By Alex Dobuzinskis

LOS ANGELES (Reuters) - Firefighters had a Southern California wildfire mostly surrounded on Saturday, after making significant progress in cooler temperatures overnight on a blaze that has destroyed 105 homes and forced widespread evacuations, officials said.

The Blue Cut fire, named after a narrow gorge where it ignited about 75 miles (120 km) northeast of Los Angeles on Tuesday in an area called the Cajon Pass, has burned more than 37,000 acres (15,000 hectares) of drought-parched brush, said fire information officer Mike Lopez.

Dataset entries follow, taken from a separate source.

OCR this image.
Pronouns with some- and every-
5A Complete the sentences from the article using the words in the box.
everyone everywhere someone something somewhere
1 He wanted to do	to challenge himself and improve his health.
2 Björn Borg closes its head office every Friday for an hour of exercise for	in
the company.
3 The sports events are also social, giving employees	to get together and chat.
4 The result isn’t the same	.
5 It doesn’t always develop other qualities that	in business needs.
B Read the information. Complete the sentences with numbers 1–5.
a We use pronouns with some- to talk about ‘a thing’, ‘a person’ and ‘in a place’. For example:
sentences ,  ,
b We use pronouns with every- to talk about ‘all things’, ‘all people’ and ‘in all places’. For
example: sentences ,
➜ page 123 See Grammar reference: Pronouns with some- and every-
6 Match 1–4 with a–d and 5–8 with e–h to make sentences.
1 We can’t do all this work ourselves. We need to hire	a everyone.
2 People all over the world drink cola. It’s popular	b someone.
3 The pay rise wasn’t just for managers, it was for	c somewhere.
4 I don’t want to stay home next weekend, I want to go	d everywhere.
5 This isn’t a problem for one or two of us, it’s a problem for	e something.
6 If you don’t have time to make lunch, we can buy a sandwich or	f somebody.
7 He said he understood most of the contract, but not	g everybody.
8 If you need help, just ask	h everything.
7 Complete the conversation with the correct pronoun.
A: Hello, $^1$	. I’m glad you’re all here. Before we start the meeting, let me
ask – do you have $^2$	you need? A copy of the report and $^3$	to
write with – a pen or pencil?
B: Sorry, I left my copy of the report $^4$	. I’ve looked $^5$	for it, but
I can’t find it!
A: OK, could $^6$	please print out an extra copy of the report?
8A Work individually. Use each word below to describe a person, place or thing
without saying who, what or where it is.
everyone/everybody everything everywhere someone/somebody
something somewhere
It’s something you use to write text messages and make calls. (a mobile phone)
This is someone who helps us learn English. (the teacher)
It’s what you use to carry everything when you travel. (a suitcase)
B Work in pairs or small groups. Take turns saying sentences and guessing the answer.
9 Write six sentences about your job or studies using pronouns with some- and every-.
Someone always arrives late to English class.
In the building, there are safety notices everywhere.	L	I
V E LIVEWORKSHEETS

At its height, the blaze, which authorities called uncannily fierce, had forced authorities to order more than 80,000 residents to evacuate their homes. They also ordered the temporary closure of a segment of Interstate 15, which connects Las Vegas to the Los Angeles area, where it traverses the Cajon Pass.

But with the fire 68 percent contained, many residents were allowed to return home on Saturday, Lopez said.

Overnight, as the wind prevented the blaze from any dramatic growth, firefighters built strong containment lines near Wrightwood which allowed residents of that ski resort town to repopulate the area on Saturday, he said.

Residents of 7,000 other homes in the Cajon Pass area were still potentially in the fire's path and remained under evacuation orders, he said.

"We feel confident we can keep continuing this aggressive attack," Lopez said in a telephone interview.

Nearly 2,700 firefighters and crew were battling the wildfire, their efforts amplified by more than two dozen water-dropping airplanes and helicopters, according to tracking website

Despite around-the-clock toil by firefighters, the blaze has destroyed 105 homes and 213 outbuildings, Lopez said.

The Blue Cut fire is one of nearly 30 major blazes that have burned some 530 square miles in eight Western states this week, as prolonged drought and unusually hot weather has intensified wildfire season, the National Interagency Fire Center in Boise, Idaho said.